Christoffer Boe, 2003 für »Reconstruction« in Cannes geehrt und zuletzt mit »Verachtung« auf Thrillerpfaden unterwegs, verantwortet die acht Episoden umfassende erste Staffel als Regisseur und Autor. Und er lässt seine Geschichte gleich mit einem Schock beginnen. Als Ermittler Bjørn (Ulrich Thomsen) in der Gerichtsmedizin aufschlägt, um eine Leiche zu identifizieren, muss er feststellen, dass es sich bei der jungen Frau auf dem Seziertisch um seine eigene Tochter handelt. Das Verhältnis der beiden war seit Jahren zerrüttet, sie hatten lange keinen wirklichen Kontakt mehr, doch der Anblick der toten Christina (in Rückblenden gespielt von Thomsens echter Tochter Alma Ekehed Thomsen) wirft Bjørn um. Nun will er mit aller Macht beweisen, dass es sich nicht um einen Selbstmord handelt.

Über den Verlauf von 24 Stunden zeigt sich schnell, dass der verzweifelte Vater sein Kind eigentlich kaum gekannt hat, angefangen bei der Tatsache, dass Christina mit einer Frau verheiratet war und in einer unerwartet luxuriösen Wohnung lebte.
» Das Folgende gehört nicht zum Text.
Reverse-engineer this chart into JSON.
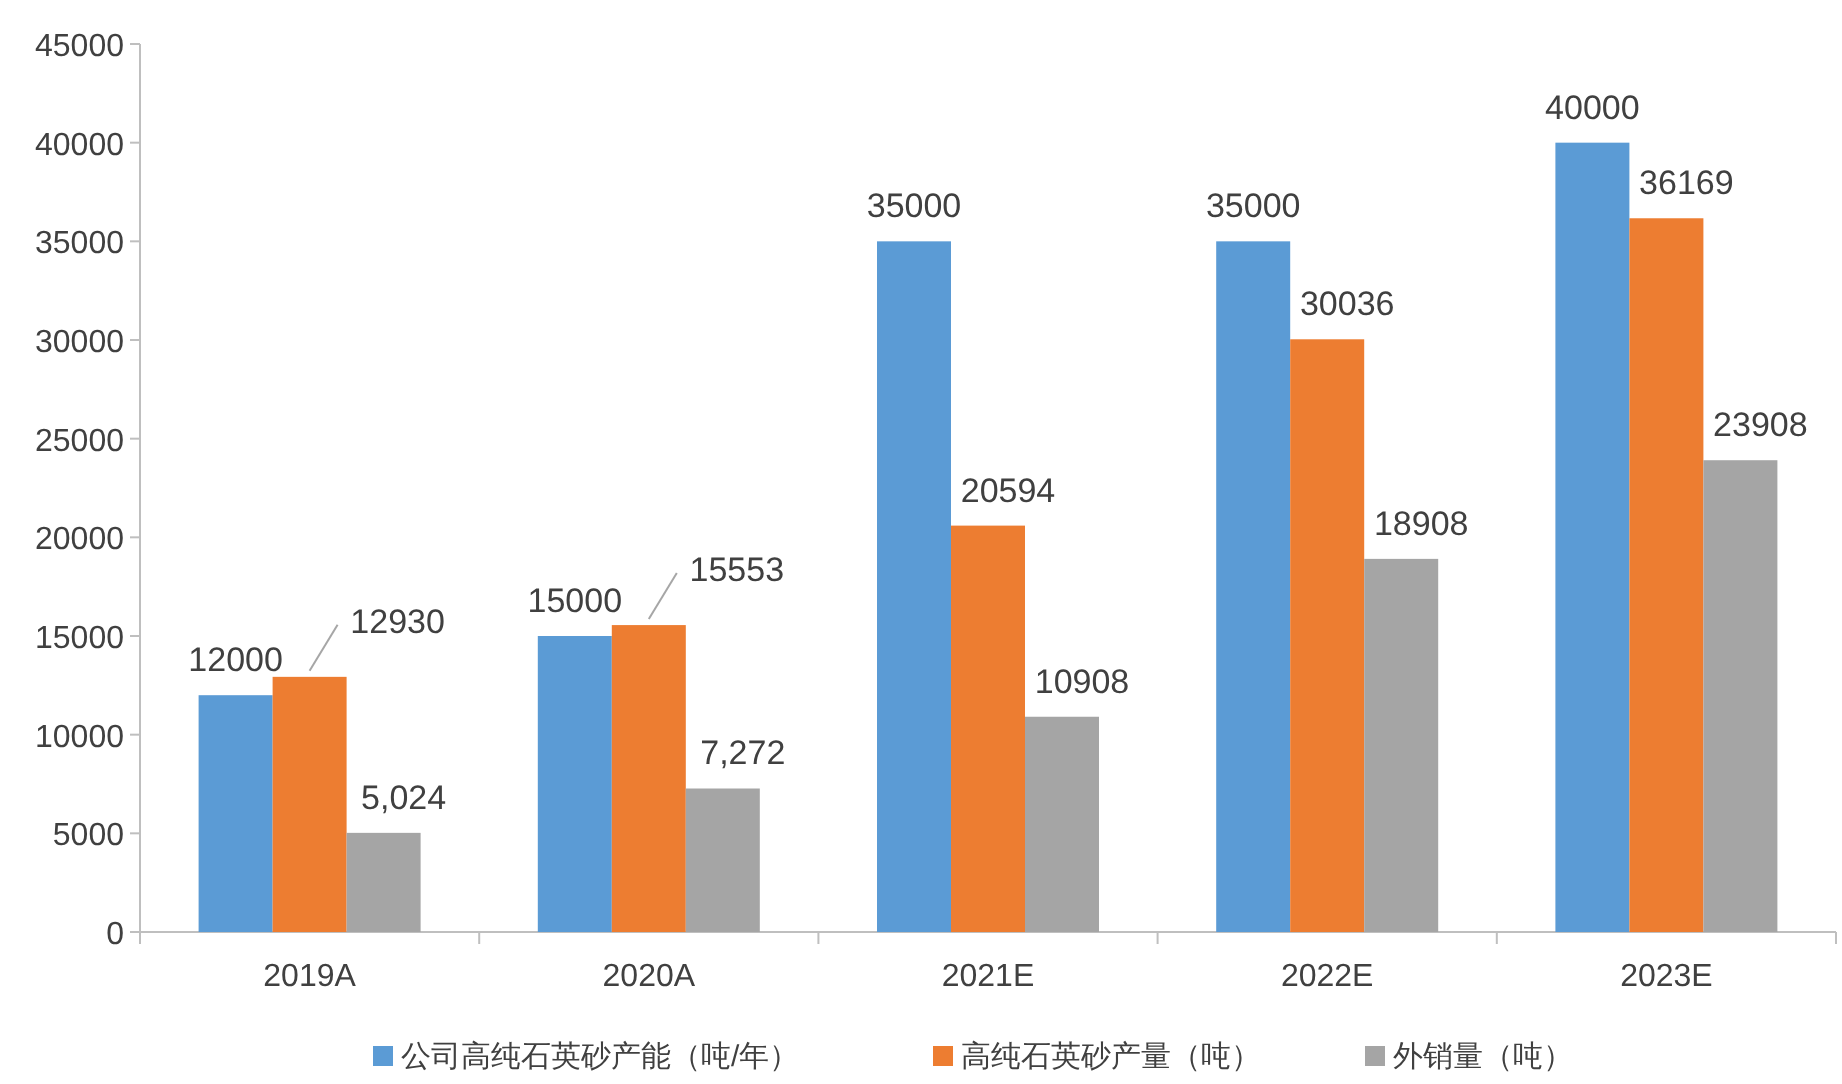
{
  "chart_data": {
    "type": "bar",
    "categories": [
      "2019A",
      "2020A",
      "2021E",
      "2022E",
      "2023E"
    ],
    "series": [
      {
        "name": "公司高纯石英砂产能（吨/年）",
        "color": "#5b9bd5",
        "values": [
          12000,
          15000,
          35000,
          35000,
          40000
        ],
        "value_labels": [
          "12000",
          "15000",
          "35000",
          "35000",
          "40000"
        ]
      },
      {
        "name": "高纯石英砂产量（吨）",
        "color": "#ed7d31",
        "values": [
          12930,
          15553,
          20594,
          30036,
          36169
        ],
        "value_labels": [
          "12930",
          "15553",
          "20594",
          "30036",
          "36169"
        ]
      },
      {
        "name": "外销量（吨）",
        "color": "#a5a5a5",
        "values": [
          5024,
          7272,
          10908,
          18908,
          23908
        ],
        "value_labels": [
          "5,024",
          "7,272",
          "10908",
          "18908",
          "23908"
        ]
      }
    ],
    "ylim": [
      0,
      45000
    ],
    "yticks": [
      0,
      5000,
      10000,
      15000,
      20000,
      25000,
      30000,
      35000,
      40000,
      45000
    ],
    "legend": "bottom"
  }
}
Und weil sie nicht nur viel im Nachtleben unterwegs, sondern auch in Prostitutions- und kriminelle Geschäfte verwickelt war, stößt der Polizist auf seiner Suche nach Hinweisen auf Mord auf gleich mehrere potenzielle Verdächtige.

Statt das große Panoptikum einer Polizeiuntersuchung aufzumachen, inszeniert Boe den Fall reduziert auf einzelne Begegnungen: Jede Folge besteht aus einer Art Verhör, einem Gespräch zwischen Bjørn und den Menschen, die Christinas Weg in den Tagen und Stunden vor ihrem Tod gekreuzt haben, vom Rechtsmediziner über ihre Ehefrau bis hin zu diversen Kriminellen, einem mutmaßlich korrupten Kollegen und seiner Ex-Frau. 

Wie Boe, unterstützt durch eine starke Kamera und ein ebensolches Sounddesign, über die acht halbstündigen Folgen die Spannung aufbaut und hält, ist bemerkenswert. Dass Bjørn nicht nur unzählige Abgründe im Leben seiner Tochter auftut, sondern auch die Fragen nach der eigenen Schuld an ihrem Unglück ständig neu ausloten muss, klingt bedeutungsschwanger, ist aber geschickt und konsequent umgesetzt. Und schauspielerisch ist »Verdacht/Mord« ohnehin eine Klasse für sich: Die einzelnen Spielpartner, auf die der verlässlich gute Thomsen trifft, sind das Who's Who des dänischen Kinos, von Nikolaj Lie Kaas und Lars Mikkelsen bis Trine Dyrholm und David Dencik.